Seven years ago today I was
hit by a car while jogging. I broke my pelvis, tore the tendons in my left
knee, fractured the back of my skull—and, as a result, lost my sense of smell.
For a long time, I wasn’t okay. Not physically, not emotionally. In an instant,
everything had changed. I was 22 years old.
I write about the
anniversary of the accident almost every year. I write about it in the same way, even.
Short, staccato statements. (Hit by a car. Fractured the back of my skull. Lost
my sense of smell.) I’ve thought about the events of that drizzly late-August
morning often. I’ve talked about them. I’ve written about them. So much, in
fact, it’s difficult for me to remember what happened before all happenings
began to exist in the concrete netherworld of typeset and paper.
But every year I like to
take a moment to remember where I came from, and how far I’ve come. I
recovered, of course, as you all know—slowly, cautiously, but completely. I’m
lucky. I’m so lucky sometimes it hurts. For me, August 30th is an emotional
anniversary. It’s also a physical one. If I close my eyes and take a few deep
breaths, I can feel it in my bones—in the ridge of my pelvis, in the contours
of my skull.
Last year, yesterday, I
wrote about a dinner that I cooked for my father, stepmother, and Matt. A
heaping bowl of spaghetti sauced with little more than the luscious raw
tomatoes of August, the bite of a bit of arugula and red onion, a few glugs of
olive oil and some grated Parmesan cheese.

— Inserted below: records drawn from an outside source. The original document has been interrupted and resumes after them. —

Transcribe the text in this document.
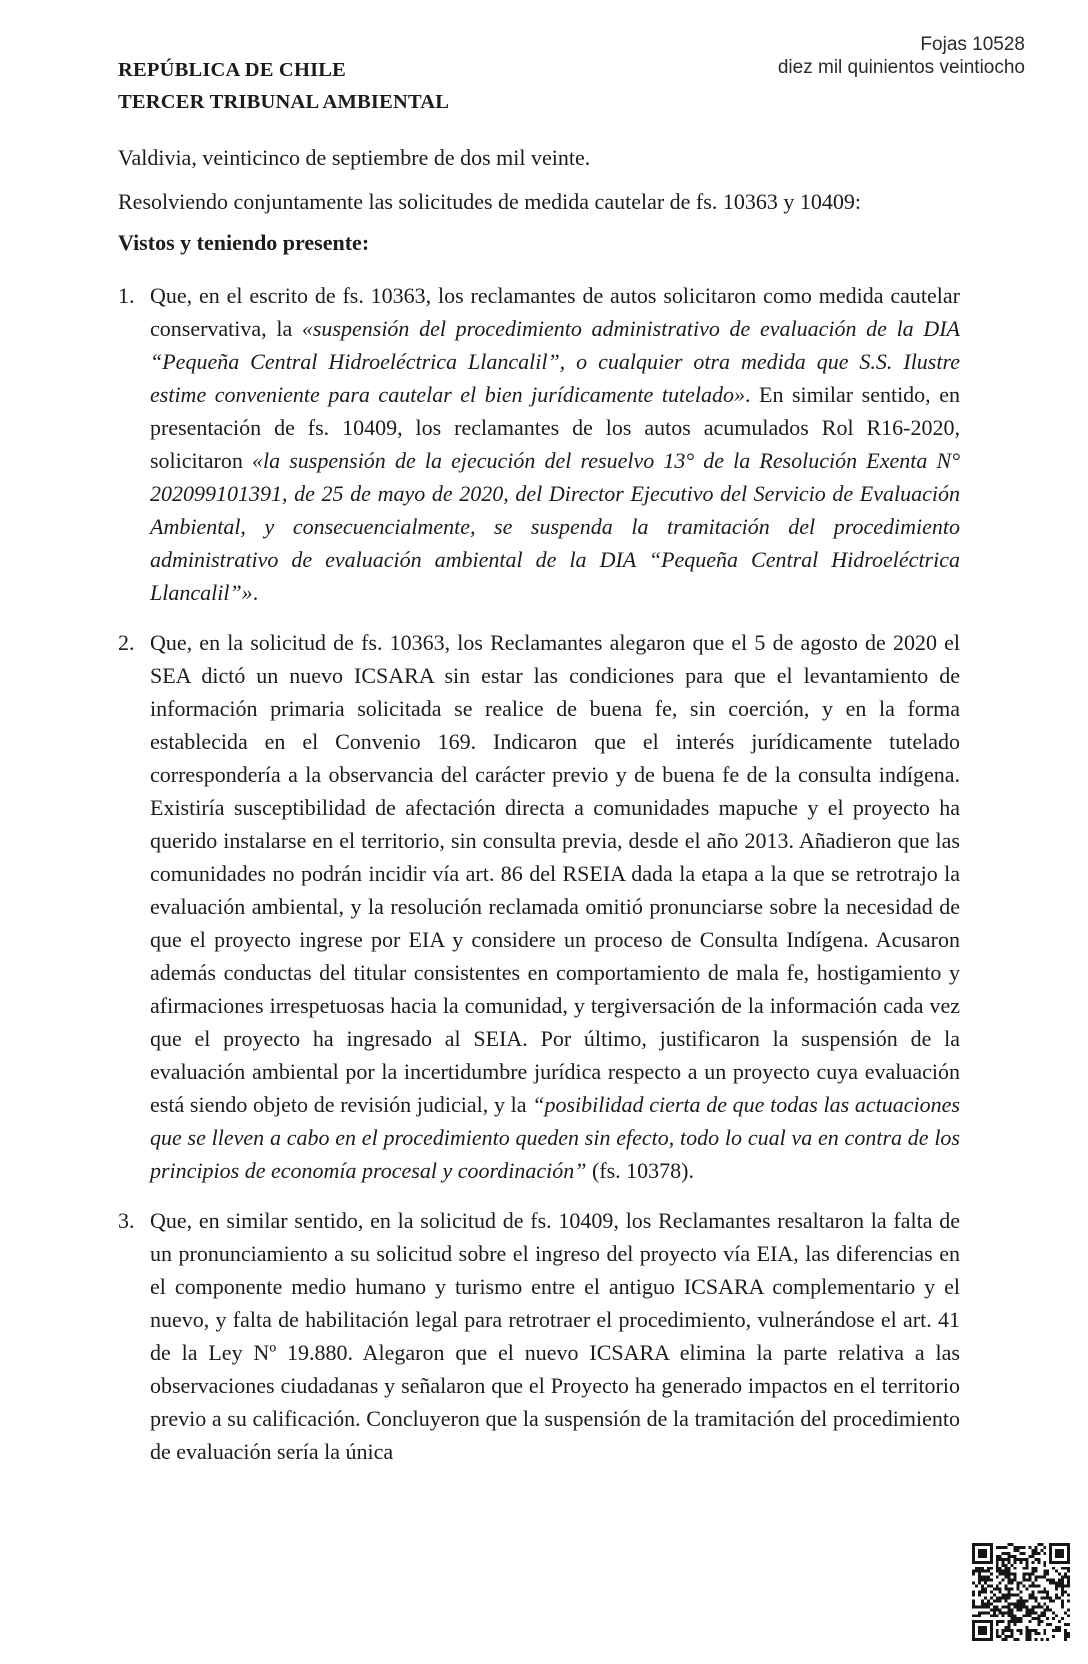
Fojas 10528
diez mil quinientos veintiocho
REPÚBLICA DE CHILE
TERCER TRIBUNAL AMBIENTAL

Valdivia, veinticinco de septiembre de dos mil veinte.

Resolviendo conjuntamente las solicitudes de medida cautelar de fs. 10363 y 10409:

Vistos y teniendo presente:

1. Que, en el escrito de fs. 10363, los reclamantes de autos solicitaron como medida cautelar conservativa, la «suspensión del procedimiento administrativo de evaluación de la DIA “Pequeña Central Hidroeléctrica Llancalil”, o cualquier otra medida que S.S. Ilustre estime conveniente para cautelar el bien jurídicamente tutelado». En similar sentido, en presentación de fs. 10409, los reclamantes de los autos acumulados Rol R16-2020, solicitaron «la suspensión de la ejecución del resuelvo 13° de la Resolución Exenta N° 202099101391, de 25 de mayo de 2020, del Director Ejecutivo del Servicio de Evaluación Ambiental, y consecuencialmente, se suspenda la tramitación del procedimiento administrativo de evaluación ambiental de la DIA “Pequeña Central Hidroeléctrica Llancalil”».
2. Que, en la solicitud de fs. 10363, los Reclamantes alegaron que el 5 de agosto de 2020 el SEA dictó un nuevo ICSARA sin estar las condiciones para que el levantamiento de información primaria solicitada se realice de buena fe, sin coerción, y en la forma establecida en el Convenio 169. Indicaron que el interés jurídicamente tutelado correspondería a la observancia del carácter previo y de buena fe de la consulta indígena. Existiría susceptibilidad de afectación directa a comunidades mapuche y el proyecto ha querido instalarse en el territorio, sin consulta previa, desde el año 2013. Añadieron que las comunidades no podrán incidir vía art. 86 del RSEIA dada la etapa a la que se retrotrajo la evaluación ambiental, y la resolución reclamada omitió pronunciarse sobre la necesidad de que el proyecto ingrese por EIA y considere un proceso de Consulta Indígena. Acusaron además conductas del titular consistentes en comportamiento de mala fe, hostigamiento y afirmaciones irrespetuosas hacia la comunidad, y tergiversación de la información cada vez que el proyecto ha ingresado al SEIA. Por último, justificaron la suspensión de la evaluación ambiental por la incertidumbre jurídica respecto a un proyecto cuya evaluación está siendo objeto de revisión judicial, y la “posibilidad cierta de que todas las actuaciones que se lleven a cabo en el procedimiento queden sin efecto, todo lo cual va en contra de los principios de economía procesal y coordinación” (fs. 10378).
3. Que, en similar sentido, en la solicitud de fs. 10409, los Reclamantes resaltaron la falta de un pronunciamiento a su solicitud sobre el ingreso del proyecto vía EIA, las diferencias en el componente medio humano y turismo entre el antiguo ICSARA complementario y el nuevo, y falta de habilitación legal para retrotraer el procedimiento, vulnerándose el art. 41 de la Ley Nº 19.880. Alegaron que el nuevo ICSARA elimina la parte relativa a las observaciones ciudadanas y señalaron que el Proyecto ha generado impactos en el territorio previo a su calificación. Concluyeron que la suspensión de la tramitación del procedimiento de evaluación sería la única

I made the same dish again
last night for some friends. I hadn’t realized the symmetry of the dates. But
it’s not the first time this has happened. In 2009 and 2010 I baked the same
plum cake, a simple butter cake that made my kitchen smell sweet and warm, like
fruit and caramel and autumn.
And today, as I sit at my
kitchen table on this sunny August morning, that feels right. Who am I if I’m
not circling back to my past—to events in my past, to the people of my past, to
the smells and tastes and flavors of my past? These are the things that have
made me who I am. What I am. Where I am. Whether monumental accidents or simple
late-summer meals: this is where I’ll return, even as I move forward.